Example 8: Bayesian Skill Rating
Andrew D. Gordon, Thomas A. Henzinger, Aditya V. Nori, and Sriram K. Rajamani. 2014. Probabilistic programming. In Proceedings of the on Future of Software Engineering (FOSE 2014). ACM, New York, NY, USA, 167-181. DOI=10.1145/2593882.2593900 doi.acm.org/10.1145/2593882.2593900
"Online gaming systems such as Microsoft’s Xbox Live rate relative skills of players playing online games so as to match players with comparable skills for game playing. The problem is to come up with an estimate of the skill of each player based on the outcome of the games each player has played so far. A Bayesian model for this has been proposed ." (Gordon et al., 2014)
"In the figure (left) we show how this model, called TrueSkill, can be expressed as a probabilistic program.
We consider 3 players, A, B and C, whose skills are given by variables skillA, skillB and skillC respectively, which are initialized by drawing from a Gaussian distribution with mean 100 and variance 10. Based on the outcomes of some number of played games (which is 3 games in this example), we condition the skills thus generated.
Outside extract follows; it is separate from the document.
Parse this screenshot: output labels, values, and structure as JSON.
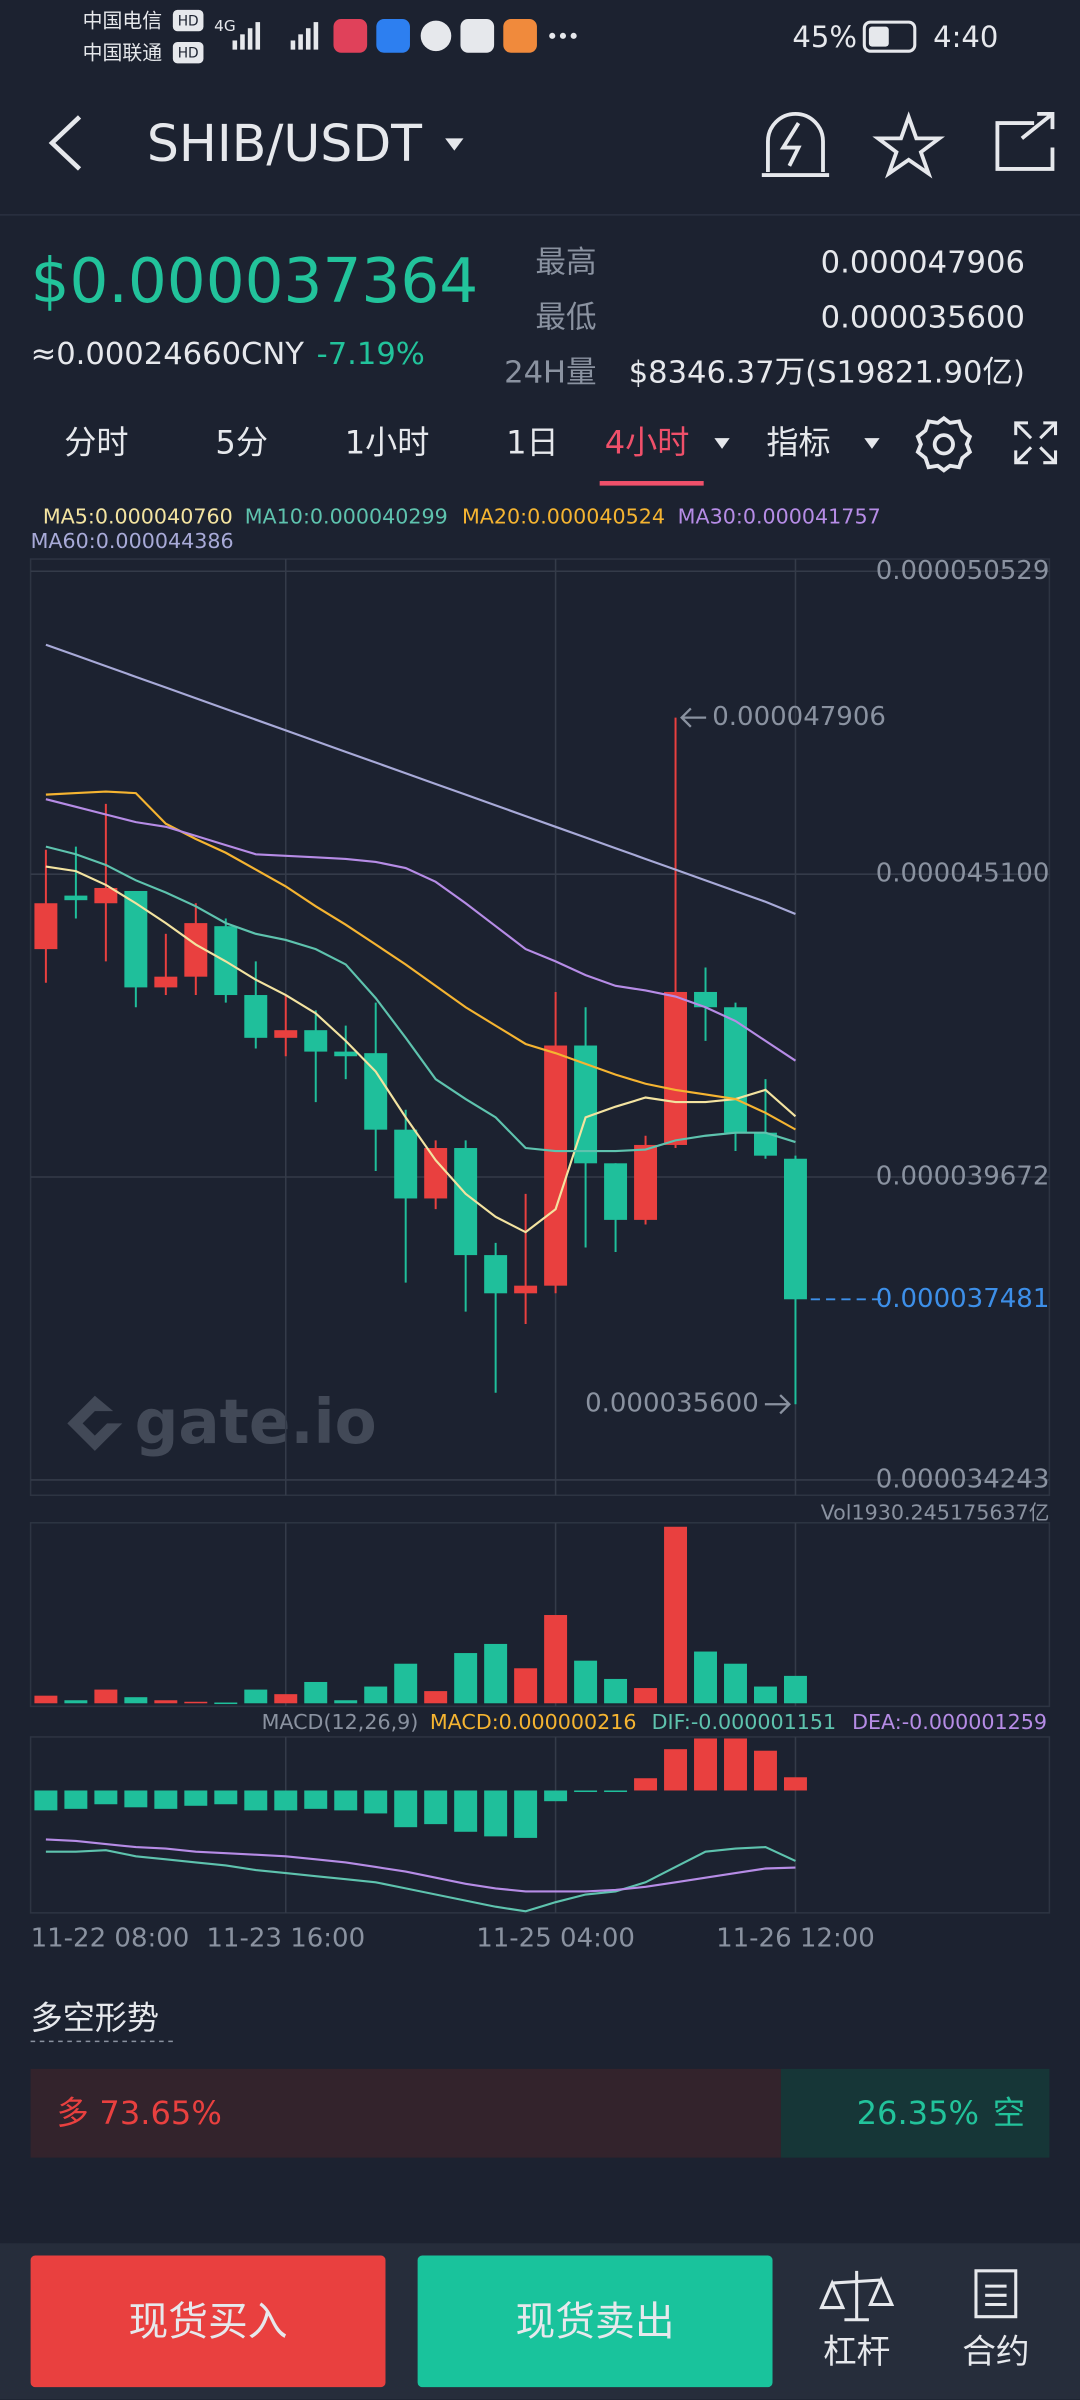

The first game was played between A and B, and A won the game. This is modeled by assigning to the two random variables perfA1 and perfB1 denoting the performance of the two players in the first game, and constraining that perfA1 is greater than perfB1 using an observe statement. Note that the performance of a player (such as player A) is a function of her skill, but with additional Gaussian noise introduced in order to model the variation in performance we may see because of incompleteness in our model (such as the amount of sleep the player got the previous night). The second game was played between B and C, and B won the game. The third game was played between A and C, and A won the game.
Using this model, we want to calculate the joint probability distribution of these random variables, and use this to estimate the relative skills of the players. Note that each observe statement constrains performances in a game, and implicitly the skills of the players, since performances depend on skills. Such a rating can be used to give points, or match players having comparable skill for improved gaming experience. In this example, the skills skillA, skillB, and skillC that are obtained by inference (using the techniques in Section 6) are: skillA = Gaussian(105.7, 0.11), skillB = Gaussian(100.0, 0.11), skillC = Gaussian(94.3, 0.11). Since A won against both B and C, and B won against C, the resulting distribution agrees with our intuitive assessment of their relative skills.
The PROB-code snippet from Gordon et al. is translated by us to a functional CHURCH-program to clarify its semantics. We added gamma-priors for the various standard deviations. The generative model is contained in the CHURCH function "take-a-sample". The number of samples taken was set to 10.000 in this run. This number can be increased to get a better precision of estimates. The sampling method used is the simple-to-understand 'rejection sampling'. The screen-shot presented was generated by using the PlaySpace environment of WebCHURCH.